On the topic of the idea that the Son of God might have been behind all early religions and “deities”, it reminds me that years ago I saw a documentary that claimed that the early native American Indians were visited by a wandering prophet that very much resembled Jesus in nature. And that that played an important role in how those peoples initially accepted the Spanish when they arrived.
I have no idea about the accuracy of that, just something I recall seeing.
Are you aware of anything like that?
Thanks……I’m not sure if you might be thinking of the story about the serpent god- Quetzalcoatl and the belief of the natives thinking Cortes was this god- returning to them- when he first visited.
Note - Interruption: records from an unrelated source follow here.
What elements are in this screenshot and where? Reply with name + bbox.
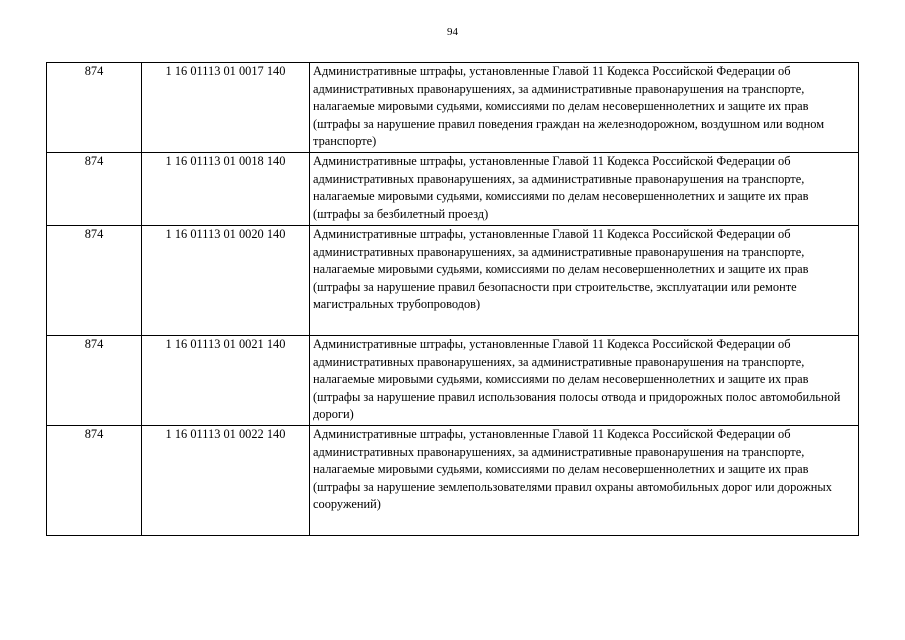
page-number: 94 xyxy=(447,26,458,38)
kbk-code-cell: 1 16 01113 01 0022 140 xyxy=(142,426,310,536)
table-row xyxy=(47,63,859,153)
description-cell: Административные штрафы, установленные Главой 11 Кодекса Российской Федерации об административных правонарушениях, за административные правонарушения на транспорте, налагаемые мировыми судьями, комиссиями по делам несовершеннолетних и защите их прав (штрафы за нарушение землепользователями правил охраны автомобильных дорог или дорожных сооружений) xyxy=(310,426,859,536)
admin-code-cell: 874 xyxy=(47,336,142,426)
table-row xyxy=(47,226,859,336)
admin-code-cell: 874 xyxy=(47,426,142,536)
table-row xyxy=(47,426,859,536)
table-row xyxy=(47,153,859,226)
admin-code-cell: 874 xyxy=(47,153,142,226)
kbk-code-cell: 1 16 01113 01 0018 140 xyxy=(142,153,310,226)
kbk-code-cell: 1 16 01113 01 0017 140 xyxy=(142,63,310,153)
kbk-code-cell: 1 16 01113 01 0020 140 xyxy=(142,226,310,336)
kbk-code-cell: 1 16 01113 01 0021 140 xyxy=(142,336,310,426)
description-cell: Административные штрафы, установленные Главой 11 Кодекса Российской Федерации об административных правонарушениях, за административные правонарушения на транспорте, налагаемые мировыми судьями, комиссиями по делам несовершеннолетних и защите их прав (штрафы за нарушение правил использования полосы отвода и придорожных полос автомобильной дороги) xyxy=(310,336,859,426)
admin-code-cell: 874 xyxy=(47,63,142,153)
admin-code-cell: 874 xyxy=(47,226,142,336)
description-cell: Административные штрафы, установленные Главой 11 Кодекса Российской Федерации об административных правонарушениях, за административные правонарушения на транспорте, налагаемые мировыми судьями, комиссиями по делам несовершеннолетних и защите их прав (штрафы за нарушение правил безопасности при строительстве, эксплуатации или ремонте магистральных трубопроводов) xyxy=(310,226,859,336)
description-cell: Административные штрафы, установленные Главой 11 Кодекса Российской Федерации об административных правонарушениях, за административные правонарушения на транспорте, налагаемые мировыми судьями, комиссиями по делам несовершеннолетних и защите их прав (штрафы за безбилетный проезд) xyxy=(310,153,859,226)
description-cell: Административные штрафы, установленные Главой 11 Кодекса Российской Федерации об административных правонарушениях, за административные правонарушения на транспорте, налагаемые мировыми судьями, комиссиями по делам несовершеннолетних и защите их прав (штрафы за нарушение правил поведения граждан на железнодорожном, воздушном или водном транспорте) xyxy=(310,63,859,153)
budget-codes-table xyxy=(46,62,859,536)
table-row xyxy=(47,336,859,426)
Which some feel attributed to their demise. ???
I don’t think so. But I can’t say that what I saw was complete, either. It sounded more like a wandering man who had a “word” of peace and love to spread.
hmm…. a mystery to solve! I will have to look more into it…lol….
A great article, Jenny and Brent.
I like how the Revelation of the Magi attributes the Star appearing in the sky to Christ Himself.
That really rings true with my beliefs…that all Good Things point to Christ.
Colossians 1:17 And he is before all things, and by him all things consist.
John 8:12 Then spake Jesus again unto them, saying, I am the light of the world: he that followeth me shall not walk in darkness, but shall have the light of life.
Thanks JC1117…… the whole manuscript is so interesting. And yes, like you say, it just relates and offers more.
It also sounds like the Grail. It too was supposed to change shape.
I always thought of that as more like the Holy Spirit. One and the same but in different aspects.